In 2024, Cowser made the Orioles' Opening Day roster. He played primarily left field alongside center field and left field. He drove in four runs in the first multi-RBI game of his MLB career in a 7-1 win over the Boston Red Sox on April 9. He had another four-RBI performance when he hit the first two home runs of his MLB career in a ten-inning 9-4 victory over the same opponent two nights later on April 11. He had a total of ten RBI during the three-game sweep of the Red Sox at Fenway Park. In 153 games for the Orioles, Cowser slashed .242/.321/.447 with 24 home runs and 69 RBI. Cowser placed second in American League Rookie of the Year voting, losing to New York Yankees starting pitcher Luis Gil by five points, the second closest vote in awards history.

On October 2, 2024, Cowser exited Game 2 of the Wild Card Series against the Kansas City Royals an inning after taking a pitch off the hand while swinging. After the game, the Orioles announced that he suffered a broken left hand. Cowser underwent successful surgery to repair the fracture on October 15. He served as the master of ceremonies of the 2025 Major League Baseball draft lottery at the Winter Meetings on December 10, 2024.
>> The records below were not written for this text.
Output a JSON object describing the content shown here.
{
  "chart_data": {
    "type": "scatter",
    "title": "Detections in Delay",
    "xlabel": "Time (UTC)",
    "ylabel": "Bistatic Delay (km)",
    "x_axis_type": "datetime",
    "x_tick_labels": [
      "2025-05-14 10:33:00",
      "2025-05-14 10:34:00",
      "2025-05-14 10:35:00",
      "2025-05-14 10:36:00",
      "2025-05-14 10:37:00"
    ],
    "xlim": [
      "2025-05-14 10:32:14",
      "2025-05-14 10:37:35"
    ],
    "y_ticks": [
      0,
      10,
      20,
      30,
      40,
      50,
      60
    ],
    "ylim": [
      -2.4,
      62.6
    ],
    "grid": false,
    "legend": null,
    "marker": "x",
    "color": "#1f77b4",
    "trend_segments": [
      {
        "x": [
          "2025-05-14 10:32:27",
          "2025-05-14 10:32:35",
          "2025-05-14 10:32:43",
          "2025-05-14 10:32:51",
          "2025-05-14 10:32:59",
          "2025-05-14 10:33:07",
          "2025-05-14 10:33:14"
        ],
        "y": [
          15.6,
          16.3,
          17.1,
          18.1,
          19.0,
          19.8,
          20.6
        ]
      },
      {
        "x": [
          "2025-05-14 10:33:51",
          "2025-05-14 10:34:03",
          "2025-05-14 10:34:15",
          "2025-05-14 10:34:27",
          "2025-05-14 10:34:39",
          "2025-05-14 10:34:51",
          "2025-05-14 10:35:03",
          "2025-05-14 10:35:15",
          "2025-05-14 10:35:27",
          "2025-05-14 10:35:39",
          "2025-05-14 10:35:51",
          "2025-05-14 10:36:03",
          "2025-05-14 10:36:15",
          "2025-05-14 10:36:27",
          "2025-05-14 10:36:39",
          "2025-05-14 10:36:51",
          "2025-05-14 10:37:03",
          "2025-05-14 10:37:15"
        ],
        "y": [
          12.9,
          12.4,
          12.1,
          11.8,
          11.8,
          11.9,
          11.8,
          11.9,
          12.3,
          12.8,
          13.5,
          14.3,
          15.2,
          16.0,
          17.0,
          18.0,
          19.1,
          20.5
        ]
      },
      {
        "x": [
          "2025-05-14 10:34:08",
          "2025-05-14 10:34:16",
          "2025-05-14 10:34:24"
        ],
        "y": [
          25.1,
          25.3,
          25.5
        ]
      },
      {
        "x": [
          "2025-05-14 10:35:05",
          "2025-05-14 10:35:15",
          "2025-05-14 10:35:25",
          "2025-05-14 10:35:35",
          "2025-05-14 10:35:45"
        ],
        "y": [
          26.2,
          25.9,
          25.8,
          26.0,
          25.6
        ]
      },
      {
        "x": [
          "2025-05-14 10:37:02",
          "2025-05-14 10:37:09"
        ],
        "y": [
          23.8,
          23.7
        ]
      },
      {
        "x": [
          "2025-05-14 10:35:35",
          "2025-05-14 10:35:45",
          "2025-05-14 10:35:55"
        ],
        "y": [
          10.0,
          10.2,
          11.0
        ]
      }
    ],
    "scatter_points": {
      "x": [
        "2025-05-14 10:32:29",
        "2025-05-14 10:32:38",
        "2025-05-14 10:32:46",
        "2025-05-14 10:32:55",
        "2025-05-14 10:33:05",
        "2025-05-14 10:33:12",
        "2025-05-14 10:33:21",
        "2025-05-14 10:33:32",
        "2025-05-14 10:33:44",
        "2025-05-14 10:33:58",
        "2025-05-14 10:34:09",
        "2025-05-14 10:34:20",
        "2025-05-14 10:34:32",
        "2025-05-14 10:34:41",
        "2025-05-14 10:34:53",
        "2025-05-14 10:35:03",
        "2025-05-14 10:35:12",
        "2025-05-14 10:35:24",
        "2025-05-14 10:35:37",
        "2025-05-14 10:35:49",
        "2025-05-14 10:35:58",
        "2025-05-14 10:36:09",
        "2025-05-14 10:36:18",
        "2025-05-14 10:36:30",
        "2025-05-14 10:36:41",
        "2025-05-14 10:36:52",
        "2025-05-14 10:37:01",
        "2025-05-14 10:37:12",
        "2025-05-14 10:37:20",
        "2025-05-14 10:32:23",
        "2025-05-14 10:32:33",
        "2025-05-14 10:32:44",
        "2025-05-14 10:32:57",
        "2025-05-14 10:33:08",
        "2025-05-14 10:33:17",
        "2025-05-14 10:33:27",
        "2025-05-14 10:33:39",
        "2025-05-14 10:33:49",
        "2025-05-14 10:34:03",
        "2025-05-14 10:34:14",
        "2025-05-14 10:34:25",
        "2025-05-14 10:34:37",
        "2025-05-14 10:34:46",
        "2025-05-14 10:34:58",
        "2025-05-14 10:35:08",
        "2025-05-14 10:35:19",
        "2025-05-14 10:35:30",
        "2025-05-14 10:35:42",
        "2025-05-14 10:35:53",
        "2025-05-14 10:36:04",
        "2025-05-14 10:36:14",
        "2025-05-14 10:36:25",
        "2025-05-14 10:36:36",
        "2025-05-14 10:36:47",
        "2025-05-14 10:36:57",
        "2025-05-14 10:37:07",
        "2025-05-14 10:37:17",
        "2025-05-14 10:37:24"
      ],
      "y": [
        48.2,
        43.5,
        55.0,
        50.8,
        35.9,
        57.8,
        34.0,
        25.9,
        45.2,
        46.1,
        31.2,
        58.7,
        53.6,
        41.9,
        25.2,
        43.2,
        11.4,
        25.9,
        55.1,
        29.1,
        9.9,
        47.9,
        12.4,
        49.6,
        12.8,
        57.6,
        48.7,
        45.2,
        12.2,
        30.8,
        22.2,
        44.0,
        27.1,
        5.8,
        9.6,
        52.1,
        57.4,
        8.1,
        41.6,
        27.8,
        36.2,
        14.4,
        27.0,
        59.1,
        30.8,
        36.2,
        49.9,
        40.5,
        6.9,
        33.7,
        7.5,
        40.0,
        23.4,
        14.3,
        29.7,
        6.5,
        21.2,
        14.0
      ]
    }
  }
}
On March 31, 2025, after Baltimore's season-opening series against the Toronto Blue Jays, he was ruled out for 6-to-8 weeks with a broken left thumb. The injury occurred when he dove into first base during a close play in a game against Toronto. On June 2, he was activated off of the injured list. Cowser played left field for the Orioles before moving to center field after the trade of Cedric Mullins. Cowser played in 92 games for the Orioles and hit .196 with 16 home runs and 40 RBI.

On May 24, 2026, Cowser hit his first career walk-off home run, a three-run homer giving Baltimore a 5–3 victory in the first half of a doubleheader against the Detroit Tigers. The next day, Cowser hit another walk-off home run in the bottom of the 13th inning, a two-run shot that gave Baltimore a 9–7 win over the Tampa Bay Rays. This followed him keeping the team alive in the 12th inning with a contested head-first slide at home plate that was overturned and ruled safe. The second walk-off home run made him one of five MLB players in the last 25 years with two walk-off home runs in a three-team-game span.

On August 31, 2026, Cowser ended the game by robbing Colorado Rockies LF Jake McCarthy of a walk-off home run.

==Personal life==
Cowser and his wife, Claire, married in January 2026 in Hawaii.